Pergerakan tanah ini telah dirasakan warga sejak Minggu pagi (7/1/2018) sekitar pukul 10.00 WIB, ditandai dengan rekahnya badan jalan aspal. Pukul 13. 00 WIB tanah di jalan itu anjlok sedalam 1 meter.

"Rekahan sempat ditutup dengan tanah agar bisa dilalui kendaraan," kata Eko.

Namun, tanah terus bergerak hingga malam dan mencapai kedalaman 2 meter. Jalan putus total sekitar pukul 19.00 WIB.

Akibatnya, Dusun Sikenong yang dihuni 185 Kepala Keluarga (KK) atau sekitar 600 jiwa pun terisolir. Mereka tak bisa keluar dusun lantaran tak ada jalur alternatif yang bisa dilalui.

Kepala Badan Penanggulangan Bencana Daerah (BPBD) Banjarnegara, Arif Rachman mengklaim telah berkoordinasi dengan Dinas Pekerjaan Umum (DPU) untuk mengecek jalan yang putus antara Desa Bantar menuju Desa Suwidak.

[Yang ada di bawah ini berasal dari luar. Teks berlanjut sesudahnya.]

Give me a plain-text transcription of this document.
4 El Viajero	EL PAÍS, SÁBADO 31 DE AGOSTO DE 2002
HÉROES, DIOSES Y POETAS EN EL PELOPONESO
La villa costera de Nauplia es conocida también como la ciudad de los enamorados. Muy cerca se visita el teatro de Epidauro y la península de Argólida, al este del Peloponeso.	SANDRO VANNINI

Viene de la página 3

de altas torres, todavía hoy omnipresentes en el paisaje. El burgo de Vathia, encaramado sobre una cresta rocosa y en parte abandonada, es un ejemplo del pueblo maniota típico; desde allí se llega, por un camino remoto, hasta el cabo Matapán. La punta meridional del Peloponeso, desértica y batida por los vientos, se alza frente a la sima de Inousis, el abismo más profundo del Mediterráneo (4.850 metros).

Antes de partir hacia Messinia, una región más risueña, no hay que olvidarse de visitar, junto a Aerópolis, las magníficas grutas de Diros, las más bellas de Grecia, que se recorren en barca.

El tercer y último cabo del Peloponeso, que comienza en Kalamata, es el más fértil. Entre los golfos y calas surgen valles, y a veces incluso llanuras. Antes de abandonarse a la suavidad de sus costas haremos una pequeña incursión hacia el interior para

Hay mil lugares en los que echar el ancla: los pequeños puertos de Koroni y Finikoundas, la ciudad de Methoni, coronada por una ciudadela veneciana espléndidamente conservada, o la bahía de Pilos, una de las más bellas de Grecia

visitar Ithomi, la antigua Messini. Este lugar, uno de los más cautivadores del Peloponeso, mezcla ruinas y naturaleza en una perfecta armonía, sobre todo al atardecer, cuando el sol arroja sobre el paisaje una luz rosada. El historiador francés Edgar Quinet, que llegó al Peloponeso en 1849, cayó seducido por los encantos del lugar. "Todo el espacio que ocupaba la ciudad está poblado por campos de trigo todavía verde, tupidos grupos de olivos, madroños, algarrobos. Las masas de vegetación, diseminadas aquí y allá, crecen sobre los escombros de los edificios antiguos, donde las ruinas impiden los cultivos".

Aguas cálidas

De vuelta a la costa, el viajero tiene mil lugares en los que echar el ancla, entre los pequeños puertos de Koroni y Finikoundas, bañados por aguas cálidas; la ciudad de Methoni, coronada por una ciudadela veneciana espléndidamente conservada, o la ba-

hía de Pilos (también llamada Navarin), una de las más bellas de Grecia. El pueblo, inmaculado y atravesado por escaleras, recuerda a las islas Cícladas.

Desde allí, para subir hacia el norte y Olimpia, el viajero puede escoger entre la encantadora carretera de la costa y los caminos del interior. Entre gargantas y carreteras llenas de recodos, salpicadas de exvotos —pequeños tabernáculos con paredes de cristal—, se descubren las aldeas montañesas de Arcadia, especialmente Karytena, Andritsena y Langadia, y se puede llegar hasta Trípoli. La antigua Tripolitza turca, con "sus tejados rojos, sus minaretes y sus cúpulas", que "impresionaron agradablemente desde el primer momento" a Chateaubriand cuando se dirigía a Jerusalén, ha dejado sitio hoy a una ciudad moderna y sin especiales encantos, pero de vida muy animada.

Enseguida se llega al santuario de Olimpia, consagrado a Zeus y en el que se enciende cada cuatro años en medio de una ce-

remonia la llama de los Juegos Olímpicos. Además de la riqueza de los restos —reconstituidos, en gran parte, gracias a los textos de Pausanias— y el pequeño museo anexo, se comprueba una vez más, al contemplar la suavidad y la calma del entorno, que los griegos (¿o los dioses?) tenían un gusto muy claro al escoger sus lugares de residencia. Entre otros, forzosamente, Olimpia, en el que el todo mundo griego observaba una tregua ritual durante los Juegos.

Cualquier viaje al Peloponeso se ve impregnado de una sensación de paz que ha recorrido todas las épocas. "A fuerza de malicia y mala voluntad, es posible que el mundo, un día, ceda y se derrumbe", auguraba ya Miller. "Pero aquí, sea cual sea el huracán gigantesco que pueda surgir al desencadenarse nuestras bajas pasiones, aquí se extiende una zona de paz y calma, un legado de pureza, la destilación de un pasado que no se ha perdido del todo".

Mempertimbangkan pentingnya jalan bagi warga, ia pun mendesak agar PU segera memperbaiki jalur ini. Namun, kemungkinan besar penanganan baru akan dikerjakan setelah gerakan tanah berhenti.

"Sudah berkoordinasi dengan DPU agar segera tertangani," ucap Arief Rachman.